Adults are only getting 7. (A century ago, they averaged 9.)

It seems all we do is work enough to pay bills…for some this just to eat and be safe in shelters…but even for the “middle class” this means covering mortgages, and mulitple cars, boats, etc…crap they don’t need. but believed the marketing…capitalism only works if people are buying stuff. new stuff. if they share…or if they just don’t buy new stuff…capitalism fails.

but when i speak of doing the last 70 years over, i’m speaking mostly of the propaganda that convinced americans that communism** was a bad thing and that social darwinism was a legitimate social construct.

**china and the ussr were totalitarian…besides…communism is an economic system, not a political one.

catnapping´s last blog post..Mo

4 Bryan { 03.10.09 at 3:15 pm }

I have a lot of older family members who, like FDR, wore braces all their life. They were normal.

There is no need to adopt a particular economic system to do the right thing. Most of the really necessary things that we need to fix our system aren’t really socialist, they would fall under the heading of “mutual insurance”. just like Mutual of Omaha.

The problem is how we pay for things, not what things to pay for. Private business isn’t interested in insuring everyone, so “the people” need to insure themselves. Rather than requiring people to respond to the “hue and cry” for public safety, the people hire a group to do it for them.

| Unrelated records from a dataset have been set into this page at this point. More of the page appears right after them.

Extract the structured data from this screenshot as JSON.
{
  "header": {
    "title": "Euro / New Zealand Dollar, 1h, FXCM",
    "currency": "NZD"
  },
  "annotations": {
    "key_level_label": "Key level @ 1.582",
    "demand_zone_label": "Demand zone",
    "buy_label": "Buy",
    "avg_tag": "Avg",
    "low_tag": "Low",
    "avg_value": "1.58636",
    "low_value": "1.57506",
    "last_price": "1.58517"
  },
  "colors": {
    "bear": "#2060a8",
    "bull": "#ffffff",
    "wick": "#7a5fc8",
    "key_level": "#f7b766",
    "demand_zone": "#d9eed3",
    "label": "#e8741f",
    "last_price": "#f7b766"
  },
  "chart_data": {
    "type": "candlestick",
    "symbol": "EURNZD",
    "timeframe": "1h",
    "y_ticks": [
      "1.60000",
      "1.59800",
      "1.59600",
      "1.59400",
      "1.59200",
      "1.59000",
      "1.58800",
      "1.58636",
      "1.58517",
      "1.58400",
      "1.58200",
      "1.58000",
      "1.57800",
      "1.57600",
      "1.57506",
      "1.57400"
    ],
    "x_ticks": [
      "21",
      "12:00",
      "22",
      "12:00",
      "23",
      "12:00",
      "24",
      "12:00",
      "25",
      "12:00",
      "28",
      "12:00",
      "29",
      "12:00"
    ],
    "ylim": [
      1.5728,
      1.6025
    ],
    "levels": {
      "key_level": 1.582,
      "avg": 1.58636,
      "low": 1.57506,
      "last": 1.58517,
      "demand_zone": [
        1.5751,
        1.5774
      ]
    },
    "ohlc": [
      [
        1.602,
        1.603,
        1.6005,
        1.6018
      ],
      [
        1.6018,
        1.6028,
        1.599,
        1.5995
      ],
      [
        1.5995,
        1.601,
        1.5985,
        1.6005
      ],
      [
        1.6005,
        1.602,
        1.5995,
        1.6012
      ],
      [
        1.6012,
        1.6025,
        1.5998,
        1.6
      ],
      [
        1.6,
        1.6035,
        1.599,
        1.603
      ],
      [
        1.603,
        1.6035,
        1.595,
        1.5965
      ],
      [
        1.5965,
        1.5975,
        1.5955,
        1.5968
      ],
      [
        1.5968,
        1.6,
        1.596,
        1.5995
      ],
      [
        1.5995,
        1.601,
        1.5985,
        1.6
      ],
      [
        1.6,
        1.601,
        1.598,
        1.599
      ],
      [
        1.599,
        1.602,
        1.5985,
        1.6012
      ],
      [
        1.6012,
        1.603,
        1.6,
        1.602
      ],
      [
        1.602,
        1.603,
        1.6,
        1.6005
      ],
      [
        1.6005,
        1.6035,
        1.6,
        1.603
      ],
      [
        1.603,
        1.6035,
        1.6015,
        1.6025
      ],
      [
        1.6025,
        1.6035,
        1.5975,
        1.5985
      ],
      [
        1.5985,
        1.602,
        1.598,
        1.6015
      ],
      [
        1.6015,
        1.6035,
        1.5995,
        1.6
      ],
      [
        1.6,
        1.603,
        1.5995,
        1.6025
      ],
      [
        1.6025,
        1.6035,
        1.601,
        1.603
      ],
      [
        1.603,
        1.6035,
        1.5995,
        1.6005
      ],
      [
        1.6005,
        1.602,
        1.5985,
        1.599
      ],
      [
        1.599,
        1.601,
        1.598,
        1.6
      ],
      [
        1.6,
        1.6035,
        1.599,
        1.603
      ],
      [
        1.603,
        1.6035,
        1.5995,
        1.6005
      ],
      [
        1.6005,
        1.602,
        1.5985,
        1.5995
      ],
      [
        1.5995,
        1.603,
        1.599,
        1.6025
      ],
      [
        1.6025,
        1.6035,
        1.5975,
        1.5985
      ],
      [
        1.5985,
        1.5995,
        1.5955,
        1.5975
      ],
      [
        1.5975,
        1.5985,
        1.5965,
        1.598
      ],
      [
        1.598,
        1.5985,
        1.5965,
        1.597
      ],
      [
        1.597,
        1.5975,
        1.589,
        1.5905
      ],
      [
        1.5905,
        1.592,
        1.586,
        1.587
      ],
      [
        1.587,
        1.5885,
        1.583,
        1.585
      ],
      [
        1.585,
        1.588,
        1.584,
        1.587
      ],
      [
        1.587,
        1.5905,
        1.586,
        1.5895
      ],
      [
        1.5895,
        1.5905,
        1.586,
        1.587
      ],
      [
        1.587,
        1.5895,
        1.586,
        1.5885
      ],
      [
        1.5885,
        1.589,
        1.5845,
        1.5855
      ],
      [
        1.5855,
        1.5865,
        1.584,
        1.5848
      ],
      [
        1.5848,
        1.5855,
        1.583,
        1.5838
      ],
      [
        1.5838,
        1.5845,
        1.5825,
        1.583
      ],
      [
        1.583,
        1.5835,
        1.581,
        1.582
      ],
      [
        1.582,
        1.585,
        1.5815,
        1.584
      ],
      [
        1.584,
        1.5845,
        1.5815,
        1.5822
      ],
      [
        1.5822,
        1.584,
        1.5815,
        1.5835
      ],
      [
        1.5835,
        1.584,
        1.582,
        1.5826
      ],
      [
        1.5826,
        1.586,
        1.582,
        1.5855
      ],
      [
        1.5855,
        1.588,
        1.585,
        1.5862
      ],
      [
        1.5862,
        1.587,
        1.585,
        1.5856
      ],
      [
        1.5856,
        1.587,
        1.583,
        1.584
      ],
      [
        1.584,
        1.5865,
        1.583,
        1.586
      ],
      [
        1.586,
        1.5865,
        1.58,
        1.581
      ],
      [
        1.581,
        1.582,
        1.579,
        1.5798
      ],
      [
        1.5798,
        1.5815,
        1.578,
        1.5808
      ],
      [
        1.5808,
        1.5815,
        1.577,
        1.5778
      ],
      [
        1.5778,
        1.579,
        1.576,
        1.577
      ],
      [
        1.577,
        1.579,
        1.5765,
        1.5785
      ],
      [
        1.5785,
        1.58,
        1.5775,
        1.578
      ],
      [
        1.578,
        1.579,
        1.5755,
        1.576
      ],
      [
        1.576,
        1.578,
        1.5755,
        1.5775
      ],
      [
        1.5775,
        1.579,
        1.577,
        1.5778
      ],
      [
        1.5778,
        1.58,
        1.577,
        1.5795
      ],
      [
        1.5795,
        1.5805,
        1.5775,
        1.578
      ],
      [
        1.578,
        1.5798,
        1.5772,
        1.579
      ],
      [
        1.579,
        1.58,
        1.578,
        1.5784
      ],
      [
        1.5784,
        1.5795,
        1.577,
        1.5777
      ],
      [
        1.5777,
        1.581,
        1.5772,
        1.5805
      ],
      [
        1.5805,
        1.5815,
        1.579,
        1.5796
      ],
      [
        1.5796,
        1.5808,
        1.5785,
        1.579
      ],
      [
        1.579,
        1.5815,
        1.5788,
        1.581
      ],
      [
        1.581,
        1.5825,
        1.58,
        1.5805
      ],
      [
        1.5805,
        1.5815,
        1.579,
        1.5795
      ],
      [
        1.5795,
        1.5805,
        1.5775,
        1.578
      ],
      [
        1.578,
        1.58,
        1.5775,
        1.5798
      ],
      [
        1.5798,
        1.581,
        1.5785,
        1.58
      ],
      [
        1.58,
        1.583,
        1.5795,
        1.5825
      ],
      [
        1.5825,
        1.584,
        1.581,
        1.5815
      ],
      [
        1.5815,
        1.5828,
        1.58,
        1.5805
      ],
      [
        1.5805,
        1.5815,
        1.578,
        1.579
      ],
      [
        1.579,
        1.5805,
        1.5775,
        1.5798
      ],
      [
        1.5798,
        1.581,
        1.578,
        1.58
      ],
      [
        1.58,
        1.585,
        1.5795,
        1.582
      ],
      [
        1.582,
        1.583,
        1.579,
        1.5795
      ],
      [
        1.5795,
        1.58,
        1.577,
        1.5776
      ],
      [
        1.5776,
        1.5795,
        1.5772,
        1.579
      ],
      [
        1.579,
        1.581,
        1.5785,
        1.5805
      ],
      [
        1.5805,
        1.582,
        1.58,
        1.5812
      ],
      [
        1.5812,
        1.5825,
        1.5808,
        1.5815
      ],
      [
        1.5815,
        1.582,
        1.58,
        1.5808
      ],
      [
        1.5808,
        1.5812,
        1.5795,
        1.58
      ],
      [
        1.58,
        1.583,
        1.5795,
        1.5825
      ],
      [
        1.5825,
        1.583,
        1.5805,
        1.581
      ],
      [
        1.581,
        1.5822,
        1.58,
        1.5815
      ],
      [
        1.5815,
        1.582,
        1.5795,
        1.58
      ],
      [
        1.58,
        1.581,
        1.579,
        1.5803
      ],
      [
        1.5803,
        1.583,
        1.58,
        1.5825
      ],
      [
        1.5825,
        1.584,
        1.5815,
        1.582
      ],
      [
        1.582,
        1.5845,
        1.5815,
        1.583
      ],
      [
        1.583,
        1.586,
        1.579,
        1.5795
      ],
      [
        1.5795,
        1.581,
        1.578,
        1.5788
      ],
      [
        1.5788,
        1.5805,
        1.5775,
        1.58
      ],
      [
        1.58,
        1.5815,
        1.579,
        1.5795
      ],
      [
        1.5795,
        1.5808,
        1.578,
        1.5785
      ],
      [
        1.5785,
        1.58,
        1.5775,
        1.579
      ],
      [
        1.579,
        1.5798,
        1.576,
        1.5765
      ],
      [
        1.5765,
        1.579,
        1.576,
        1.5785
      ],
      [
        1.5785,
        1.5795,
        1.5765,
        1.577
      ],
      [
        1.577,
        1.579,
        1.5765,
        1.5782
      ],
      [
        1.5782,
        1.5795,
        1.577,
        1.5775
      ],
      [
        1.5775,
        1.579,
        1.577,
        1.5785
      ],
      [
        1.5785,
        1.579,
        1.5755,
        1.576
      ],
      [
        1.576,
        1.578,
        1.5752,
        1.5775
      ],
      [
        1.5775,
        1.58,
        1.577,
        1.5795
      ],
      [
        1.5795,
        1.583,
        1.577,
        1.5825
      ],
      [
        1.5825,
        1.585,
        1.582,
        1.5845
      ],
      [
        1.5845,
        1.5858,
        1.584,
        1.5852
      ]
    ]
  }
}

There are minimum standards required to call yourself a society, and the US keeps avoiding the reality that we need to meet those standards for the good of everyone.

5 Kryten42 { 03.11.09 at 3:52 am }

I think that the nothing will change until a very fundamental problem changes. Too many people are either lazy, selfish, antisocial or insanely paranoid (and simply insane). Until that’s fixed, not much is going to change because nobody in these categories cares about such things as ‘the common good’. The primary word in their vocabulary is “ME!”.

6 Bryan { 03.11.09 at 3:29 pm }

People just don’t understand the connections. They don’t seem to understand what they get for their taxes, any more than corporations understand that their employees are also consumers.

Ayn Rand has a lot to answer for, including bad writing.